Video showing a Lansing police officer pushing a 17-year-old student at Thornton Fractional South High School is at the center of a federal lawsuit against the school district, the village of Lansing and the officer.
The lawsuit, filed April 9 in the U.S. District Court for the Northern District of Illinois Eastern Division, describes the push and a discussion between the officer and student that continued afterward.
Detective Kiara Bogan, employed by the Lansing Police Department, was working as a student resource officer for the high school March 7, according to the department and the lawsuit.
A security video provided by the family’s attorney, viewed by the Daily Southtown, shows Bogan walking into the left side of the frame and, when approached by a student entering from the opposite direction, stopping and raising her right hand.
The student is seen in the video shifting his body to scoot between the officer and a student sitting at a table. As the student is passing, Bogan is seen putting her hands on the student’s chest and left arm and pushing him, the video shows.
“Bogan shoved him, then told him to watch out,” the lawsuit states.
The student, who is an unnamed co-plaintiff with his mother, “responded by issuing an epithet to Bogan,” the lawsuit states. The mother said Wednesday she does not know of any prior incidents between her son and Bogan or any other officers.
Bogan and an attorney for the village did not respond to requests for comment. The district declined to comment on an ongoing investigation. None of the defendants has responded in court, said Jacob Marsh, the family’s lawyer.
Lansing police Detective Sgt. Joe Pomilia told the mother in a meeting after the confrontation with her son that Bogan “lost her cool” because she “had just broken up a disturbance” between different students that morning, according to the lawsuit.
Video from the morning appears to corroborate something had just occurred. About 20 seconds before the student is in front of Bogan, another student can be seen being forcibly guided out of frame by an adult.
“Pomilia told (the mother) he had seen the video, and that Bogan was in the wrong,” the lawsuit writes of the meeting.
But Lansing police Chief Alfred Phillips defended Bogan’s actions, saying Bogan responded in accordance with how police are trained.
“She does not know what the intentions were of that juvenile,” said Phillips. “So when somebody comes up on her and makes contact with her, she has to create distance and that’s what she did. There was nothing egregious about it.”
When asked why the push came after the student was passing Bogan, rather than as a preventative measure when they first came close to one another, Phillips said the officer “was creating space off of her.”

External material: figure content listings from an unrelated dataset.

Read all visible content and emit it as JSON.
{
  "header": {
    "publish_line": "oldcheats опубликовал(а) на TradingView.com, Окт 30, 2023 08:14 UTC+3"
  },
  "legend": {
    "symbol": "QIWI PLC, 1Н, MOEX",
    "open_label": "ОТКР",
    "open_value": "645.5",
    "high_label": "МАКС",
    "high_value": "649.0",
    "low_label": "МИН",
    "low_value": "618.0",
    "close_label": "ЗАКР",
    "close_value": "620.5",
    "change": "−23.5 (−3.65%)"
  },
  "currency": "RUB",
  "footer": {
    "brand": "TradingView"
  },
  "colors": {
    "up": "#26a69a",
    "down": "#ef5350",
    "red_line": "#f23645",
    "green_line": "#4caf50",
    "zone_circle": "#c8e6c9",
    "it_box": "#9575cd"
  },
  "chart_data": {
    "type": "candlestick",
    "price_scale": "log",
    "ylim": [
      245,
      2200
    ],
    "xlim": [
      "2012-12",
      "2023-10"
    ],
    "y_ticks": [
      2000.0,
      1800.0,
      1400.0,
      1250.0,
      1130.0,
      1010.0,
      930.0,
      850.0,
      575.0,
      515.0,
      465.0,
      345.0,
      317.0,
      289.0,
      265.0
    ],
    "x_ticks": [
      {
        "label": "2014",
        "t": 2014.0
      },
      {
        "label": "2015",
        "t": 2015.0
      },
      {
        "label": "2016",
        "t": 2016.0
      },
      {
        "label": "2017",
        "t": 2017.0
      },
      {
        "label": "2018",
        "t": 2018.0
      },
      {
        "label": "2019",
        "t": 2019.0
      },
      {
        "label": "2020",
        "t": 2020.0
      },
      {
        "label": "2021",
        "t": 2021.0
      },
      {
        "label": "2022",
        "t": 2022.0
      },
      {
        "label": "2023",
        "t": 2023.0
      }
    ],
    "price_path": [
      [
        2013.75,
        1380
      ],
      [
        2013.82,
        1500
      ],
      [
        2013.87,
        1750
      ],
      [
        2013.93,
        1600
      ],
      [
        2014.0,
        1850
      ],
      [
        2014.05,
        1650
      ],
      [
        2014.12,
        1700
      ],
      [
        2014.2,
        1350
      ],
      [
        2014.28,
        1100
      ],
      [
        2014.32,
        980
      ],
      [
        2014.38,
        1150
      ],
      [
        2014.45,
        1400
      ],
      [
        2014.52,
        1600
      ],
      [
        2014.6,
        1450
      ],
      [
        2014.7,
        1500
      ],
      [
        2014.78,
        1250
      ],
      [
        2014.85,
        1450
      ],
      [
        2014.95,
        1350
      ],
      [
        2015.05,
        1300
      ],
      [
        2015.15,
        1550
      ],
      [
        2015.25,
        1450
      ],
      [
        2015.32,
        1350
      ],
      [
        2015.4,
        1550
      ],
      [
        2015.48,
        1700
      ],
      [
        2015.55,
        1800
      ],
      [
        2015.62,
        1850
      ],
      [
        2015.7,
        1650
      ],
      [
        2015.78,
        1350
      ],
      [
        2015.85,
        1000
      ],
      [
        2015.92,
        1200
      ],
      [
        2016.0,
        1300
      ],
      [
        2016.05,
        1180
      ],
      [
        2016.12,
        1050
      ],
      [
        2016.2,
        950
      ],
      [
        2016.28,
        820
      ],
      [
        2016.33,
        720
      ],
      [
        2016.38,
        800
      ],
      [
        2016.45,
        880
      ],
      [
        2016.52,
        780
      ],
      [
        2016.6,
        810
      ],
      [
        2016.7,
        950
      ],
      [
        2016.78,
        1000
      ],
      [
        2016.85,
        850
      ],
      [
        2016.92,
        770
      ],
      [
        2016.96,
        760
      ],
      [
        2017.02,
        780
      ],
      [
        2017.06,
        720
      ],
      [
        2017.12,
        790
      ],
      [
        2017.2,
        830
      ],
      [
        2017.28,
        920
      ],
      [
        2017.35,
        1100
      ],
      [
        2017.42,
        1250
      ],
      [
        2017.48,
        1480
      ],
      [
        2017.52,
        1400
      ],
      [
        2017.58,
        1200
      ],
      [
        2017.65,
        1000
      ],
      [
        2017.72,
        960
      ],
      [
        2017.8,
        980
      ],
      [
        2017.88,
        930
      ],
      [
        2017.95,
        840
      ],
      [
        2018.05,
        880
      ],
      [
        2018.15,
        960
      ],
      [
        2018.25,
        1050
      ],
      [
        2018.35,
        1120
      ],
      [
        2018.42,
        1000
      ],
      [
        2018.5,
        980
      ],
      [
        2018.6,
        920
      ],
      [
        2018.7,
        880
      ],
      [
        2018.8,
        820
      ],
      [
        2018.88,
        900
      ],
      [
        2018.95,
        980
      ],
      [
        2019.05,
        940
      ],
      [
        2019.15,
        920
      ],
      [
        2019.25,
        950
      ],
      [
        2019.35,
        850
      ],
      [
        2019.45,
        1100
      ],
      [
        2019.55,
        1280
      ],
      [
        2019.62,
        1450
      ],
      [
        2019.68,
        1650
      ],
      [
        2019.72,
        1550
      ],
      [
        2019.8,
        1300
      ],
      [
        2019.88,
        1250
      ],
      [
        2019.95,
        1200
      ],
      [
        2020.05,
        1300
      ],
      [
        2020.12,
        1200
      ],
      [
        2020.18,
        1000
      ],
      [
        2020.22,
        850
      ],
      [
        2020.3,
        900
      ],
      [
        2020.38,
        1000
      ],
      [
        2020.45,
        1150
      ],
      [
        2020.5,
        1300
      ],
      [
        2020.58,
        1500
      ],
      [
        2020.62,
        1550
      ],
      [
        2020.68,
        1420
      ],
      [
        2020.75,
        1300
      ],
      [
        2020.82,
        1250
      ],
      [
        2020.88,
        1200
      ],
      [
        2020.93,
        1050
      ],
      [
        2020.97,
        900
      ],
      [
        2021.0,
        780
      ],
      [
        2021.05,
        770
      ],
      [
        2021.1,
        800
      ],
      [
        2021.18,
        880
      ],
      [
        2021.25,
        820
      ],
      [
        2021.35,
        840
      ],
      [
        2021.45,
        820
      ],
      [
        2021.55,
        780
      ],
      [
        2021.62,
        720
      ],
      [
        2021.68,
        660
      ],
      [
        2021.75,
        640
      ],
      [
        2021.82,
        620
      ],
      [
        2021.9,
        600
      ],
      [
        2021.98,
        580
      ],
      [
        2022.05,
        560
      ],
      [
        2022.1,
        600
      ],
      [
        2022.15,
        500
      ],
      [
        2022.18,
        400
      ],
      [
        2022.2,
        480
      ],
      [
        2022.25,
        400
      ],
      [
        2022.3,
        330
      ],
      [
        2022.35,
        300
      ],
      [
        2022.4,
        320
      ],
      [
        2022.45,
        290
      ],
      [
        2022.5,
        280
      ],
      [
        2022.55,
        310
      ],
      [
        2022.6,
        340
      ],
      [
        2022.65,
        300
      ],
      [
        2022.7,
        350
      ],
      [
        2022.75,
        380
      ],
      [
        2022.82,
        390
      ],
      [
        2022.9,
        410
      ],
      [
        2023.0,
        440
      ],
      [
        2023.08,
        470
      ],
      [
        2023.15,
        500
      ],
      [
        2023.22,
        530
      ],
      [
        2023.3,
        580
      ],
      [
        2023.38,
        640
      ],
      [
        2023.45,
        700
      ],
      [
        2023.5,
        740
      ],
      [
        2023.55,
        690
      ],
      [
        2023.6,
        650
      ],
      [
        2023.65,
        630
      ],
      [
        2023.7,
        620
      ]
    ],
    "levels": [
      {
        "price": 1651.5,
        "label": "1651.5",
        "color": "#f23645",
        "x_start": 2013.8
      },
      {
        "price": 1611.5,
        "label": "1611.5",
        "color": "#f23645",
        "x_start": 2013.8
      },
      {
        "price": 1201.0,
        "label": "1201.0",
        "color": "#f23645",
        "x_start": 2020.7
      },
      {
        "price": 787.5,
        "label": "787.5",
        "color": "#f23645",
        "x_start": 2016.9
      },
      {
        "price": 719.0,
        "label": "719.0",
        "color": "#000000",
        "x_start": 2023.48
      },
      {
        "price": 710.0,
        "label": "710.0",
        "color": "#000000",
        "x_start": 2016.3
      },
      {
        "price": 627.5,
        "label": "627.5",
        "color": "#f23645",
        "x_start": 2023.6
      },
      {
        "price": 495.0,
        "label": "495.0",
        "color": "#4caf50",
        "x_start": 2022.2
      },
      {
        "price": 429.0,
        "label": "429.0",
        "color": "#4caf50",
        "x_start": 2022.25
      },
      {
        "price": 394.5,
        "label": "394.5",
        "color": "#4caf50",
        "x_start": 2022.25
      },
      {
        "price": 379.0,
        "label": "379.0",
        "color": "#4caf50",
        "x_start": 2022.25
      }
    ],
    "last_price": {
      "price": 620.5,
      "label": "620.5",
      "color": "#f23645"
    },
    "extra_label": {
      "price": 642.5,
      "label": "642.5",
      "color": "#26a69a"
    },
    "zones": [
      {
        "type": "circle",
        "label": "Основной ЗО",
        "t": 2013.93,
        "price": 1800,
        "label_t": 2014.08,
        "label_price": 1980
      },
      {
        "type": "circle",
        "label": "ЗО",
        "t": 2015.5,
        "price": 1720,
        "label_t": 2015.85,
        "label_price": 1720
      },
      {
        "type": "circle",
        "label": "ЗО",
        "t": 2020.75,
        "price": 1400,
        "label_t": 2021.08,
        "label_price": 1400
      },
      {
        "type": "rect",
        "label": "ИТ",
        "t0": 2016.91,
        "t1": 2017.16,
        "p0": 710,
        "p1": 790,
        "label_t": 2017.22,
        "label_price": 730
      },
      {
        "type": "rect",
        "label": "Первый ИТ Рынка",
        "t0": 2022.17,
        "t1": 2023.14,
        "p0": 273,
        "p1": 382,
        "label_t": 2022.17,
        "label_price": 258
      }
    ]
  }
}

The student and officer are seen speaking to each other for 15 seconds after the encounter.
“Bogan repeatedly told (the student) to ‘Say ‘excuse me’ next time,’” the lawsuit states.
The lawsuit states “a school official arrived and scolded (the student), telling him something to the effect that ‘That’s a cop, you don’t get to say that.’”
Bogan threatened to tase the student, the lawsuit claims.
The school officer is seen standing between the two and guiding the student away from Bogan. As the student turned his back and started to walk away, Bogan followed and yelled “Don’t make me put you down,” according to the lawsuit.
A second camera angle shows Bogan and the student, both of whom are Black, continuing to talk to each other for another 30 seconds before someone guides the officer away from the student.
Thornton Fractional High School District 215 and the village of Lansing are also defendants as Bogan’s employers in her role as a police and school resource officer, Marsh said
The lawsuit accuses Bogan of excessive force, battery and assault, stating her actions will continue to cause the student “emotional trauma, physical and mental pain and suffering, anxiety, and humiliation.”
The lawsuit asks a jury to award compensatory and punitive damages, attorney’s fees and costs to the mother and her son.
Bogan continued to work as a student resource officer for a few days after the incident, but Marsh said she has not worked at the school in recent weeks after he asked the school to move her from the role while the lawsuit is pending.
The mother says this interaction has affected the way her son thinks about law enforcement.
“I think up until then he kind of felt safe at the school,” she said. “He just has a different outlook now.”